Fixed mortgage rates fell early this week, with Freddie Mac reporting the average for 30-year loans dropped to 4.32% from 4.37% last week.
The McLean, Va., housing finance company said lenders were offering 15-year fixed home loans, a popular option for refinancers, at an average of 3.32%, down from 3.38% last week. The start rate fell from 3.09% to 3.02% on so-called hybrid loans that become variable after five years at a fixed rate.
The rates seemed likely to move higher, though, following remarks by Federal Reserve Chairwoman Janet L. Yellen at midday Wednesday, about the time Freddie wrapped up its weekly survey of the terms lenders are offering to low-risk borrowers.
At her first news conference as head of the Fed, Yellen suggested short-term interest rates, which the central bank has kept near zero since December 2008, could begin rising as early as spring 2015.
Investors, still skittish about the Fed’s gradual pullback on a bond-buying stimulus program, reacted late Wednesday by sending stocks lower and the yield on the 10-year Treasury note, a proxy for fixed mortgages and other long-term borrowings, up sharply.
“If this holds, interest rates may begin to trend higher going into next week,” Frank Nothaft, Freddie Mac’s chief economist, said in announcing the mortgage rate survey Thursday morning.
If the sharp reaction to Yellen’s remarks showed investors are still edgy, another indicator appeared to show that the attitude of consumers toward housing debt is returning to historical norms.
A new study from the TransUnion credit bureau found that as of September U.S. borrowers had begun regarding it as more important to pay their mortgages than their credit-card bills.
This reverses a trend dating to September 2008, when the mortgage crisis drove consumer preferences toward paying credit cards first.
As unemployment rose and home prices cratered, many Americans were forced to make difficult choices, said TransUnion Vice President of Research Ezra Becker, the study’s author.
“Many chose to value their credit card relationships above their mortgages,” Becker said.
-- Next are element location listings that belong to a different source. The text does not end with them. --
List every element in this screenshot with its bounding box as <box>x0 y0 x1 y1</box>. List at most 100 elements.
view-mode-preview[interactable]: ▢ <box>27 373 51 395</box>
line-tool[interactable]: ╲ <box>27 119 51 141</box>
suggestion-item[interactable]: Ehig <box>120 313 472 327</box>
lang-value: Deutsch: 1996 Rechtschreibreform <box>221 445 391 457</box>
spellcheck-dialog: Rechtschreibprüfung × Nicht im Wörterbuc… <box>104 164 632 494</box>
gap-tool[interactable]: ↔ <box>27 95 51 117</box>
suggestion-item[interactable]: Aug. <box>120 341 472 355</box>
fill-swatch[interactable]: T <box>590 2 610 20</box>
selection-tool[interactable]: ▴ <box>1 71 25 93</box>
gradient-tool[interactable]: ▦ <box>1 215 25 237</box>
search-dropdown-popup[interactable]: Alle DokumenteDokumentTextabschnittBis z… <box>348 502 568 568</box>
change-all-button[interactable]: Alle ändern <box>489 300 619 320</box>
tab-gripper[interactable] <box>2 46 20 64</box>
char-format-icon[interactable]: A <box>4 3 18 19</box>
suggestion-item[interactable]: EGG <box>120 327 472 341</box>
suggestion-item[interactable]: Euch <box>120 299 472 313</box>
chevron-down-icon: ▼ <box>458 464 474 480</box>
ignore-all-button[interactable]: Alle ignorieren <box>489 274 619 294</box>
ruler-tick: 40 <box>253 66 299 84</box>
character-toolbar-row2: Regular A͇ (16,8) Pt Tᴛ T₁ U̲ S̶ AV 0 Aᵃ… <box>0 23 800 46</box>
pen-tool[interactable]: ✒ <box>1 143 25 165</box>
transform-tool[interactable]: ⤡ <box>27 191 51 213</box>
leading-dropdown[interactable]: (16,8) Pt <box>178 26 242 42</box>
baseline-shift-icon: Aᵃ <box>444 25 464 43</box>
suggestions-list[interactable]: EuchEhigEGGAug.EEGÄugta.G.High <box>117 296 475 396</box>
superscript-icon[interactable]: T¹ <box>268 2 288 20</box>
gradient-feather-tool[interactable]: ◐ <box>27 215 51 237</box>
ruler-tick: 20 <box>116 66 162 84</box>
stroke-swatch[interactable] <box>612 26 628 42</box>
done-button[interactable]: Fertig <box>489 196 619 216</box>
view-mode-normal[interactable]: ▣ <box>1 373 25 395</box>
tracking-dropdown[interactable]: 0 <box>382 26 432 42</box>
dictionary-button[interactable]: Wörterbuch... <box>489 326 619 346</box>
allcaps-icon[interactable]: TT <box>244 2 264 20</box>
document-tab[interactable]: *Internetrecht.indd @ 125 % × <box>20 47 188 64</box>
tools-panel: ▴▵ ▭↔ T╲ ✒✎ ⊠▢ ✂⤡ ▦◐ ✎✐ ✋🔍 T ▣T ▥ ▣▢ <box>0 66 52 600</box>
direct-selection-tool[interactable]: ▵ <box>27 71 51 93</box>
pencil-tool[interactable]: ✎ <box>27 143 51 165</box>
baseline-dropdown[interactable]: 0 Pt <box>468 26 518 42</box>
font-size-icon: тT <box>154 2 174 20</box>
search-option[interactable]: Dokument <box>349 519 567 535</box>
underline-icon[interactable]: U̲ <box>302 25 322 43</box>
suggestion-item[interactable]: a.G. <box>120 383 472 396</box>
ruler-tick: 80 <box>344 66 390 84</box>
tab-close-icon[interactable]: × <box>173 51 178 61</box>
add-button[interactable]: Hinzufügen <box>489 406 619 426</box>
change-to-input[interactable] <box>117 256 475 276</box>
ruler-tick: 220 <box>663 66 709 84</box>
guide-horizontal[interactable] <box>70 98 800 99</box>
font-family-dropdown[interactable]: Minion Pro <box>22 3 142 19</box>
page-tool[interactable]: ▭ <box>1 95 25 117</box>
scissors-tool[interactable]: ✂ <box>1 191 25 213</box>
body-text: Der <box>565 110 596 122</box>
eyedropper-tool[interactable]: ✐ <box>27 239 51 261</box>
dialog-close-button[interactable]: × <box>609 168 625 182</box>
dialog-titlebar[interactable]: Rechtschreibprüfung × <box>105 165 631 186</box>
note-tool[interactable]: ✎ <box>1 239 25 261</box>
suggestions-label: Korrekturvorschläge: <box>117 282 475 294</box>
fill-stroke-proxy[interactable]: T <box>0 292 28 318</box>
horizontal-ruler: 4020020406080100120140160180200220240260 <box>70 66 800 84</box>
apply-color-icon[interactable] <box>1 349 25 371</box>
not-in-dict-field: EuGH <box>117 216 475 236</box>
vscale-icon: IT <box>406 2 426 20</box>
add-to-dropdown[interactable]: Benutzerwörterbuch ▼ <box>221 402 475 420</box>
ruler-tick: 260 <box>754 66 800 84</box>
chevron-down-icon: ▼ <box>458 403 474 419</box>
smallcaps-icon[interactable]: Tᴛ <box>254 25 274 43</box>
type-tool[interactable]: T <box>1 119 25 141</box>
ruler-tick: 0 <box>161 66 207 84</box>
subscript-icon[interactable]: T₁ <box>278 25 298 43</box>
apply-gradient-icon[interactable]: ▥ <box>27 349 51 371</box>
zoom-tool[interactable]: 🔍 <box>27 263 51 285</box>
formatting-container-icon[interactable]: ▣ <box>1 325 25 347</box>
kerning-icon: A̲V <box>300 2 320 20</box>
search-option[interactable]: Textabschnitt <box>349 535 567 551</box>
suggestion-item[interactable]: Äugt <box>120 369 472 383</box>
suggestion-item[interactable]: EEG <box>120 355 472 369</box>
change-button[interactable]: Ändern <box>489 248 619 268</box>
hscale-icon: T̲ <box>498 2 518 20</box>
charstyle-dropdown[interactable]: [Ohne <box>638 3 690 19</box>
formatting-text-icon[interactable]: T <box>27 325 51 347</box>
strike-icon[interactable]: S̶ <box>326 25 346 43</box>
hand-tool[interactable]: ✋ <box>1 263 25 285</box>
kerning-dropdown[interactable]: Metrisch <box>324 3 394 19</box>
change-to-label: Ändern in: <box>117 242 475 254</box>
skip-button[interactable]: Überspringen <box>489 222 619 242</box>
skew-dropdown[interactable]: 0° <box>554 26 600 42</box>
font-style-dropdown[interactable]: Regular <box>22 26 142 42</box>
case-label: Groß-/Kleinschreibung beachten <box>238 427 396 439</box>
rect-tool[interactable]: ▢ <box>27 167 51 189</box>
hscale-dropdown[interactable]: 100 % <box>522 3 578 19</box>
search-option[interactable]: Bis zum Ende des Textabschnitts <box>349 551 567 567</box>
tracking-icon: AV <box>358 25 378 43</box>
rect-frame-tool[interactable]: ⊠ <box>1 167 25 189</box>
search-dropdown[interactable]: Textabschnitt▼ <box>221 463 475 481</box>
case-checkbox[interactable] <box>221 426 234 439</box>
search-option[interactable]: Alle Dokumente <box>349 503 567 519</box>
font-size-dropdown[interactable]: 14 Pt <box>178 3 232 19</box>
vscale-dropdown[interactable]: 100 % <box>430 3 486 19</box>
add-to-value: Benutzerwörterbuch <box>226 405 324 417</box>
Freddie Mac’s survey, a widely followed gauge of mortgage rates, dates to 1971. It asks lenders about the terms they are offering to solid borrowers who pay less than 1% of the loan amount in upfront fees and discount points to lenders.
Third-party closing costs typically borne by borrowers, such as fees for appraisals and title insurance, are not included. Borrowers can obtain lower rates by paying additional points or get zero-cost loans by accepting higher rates.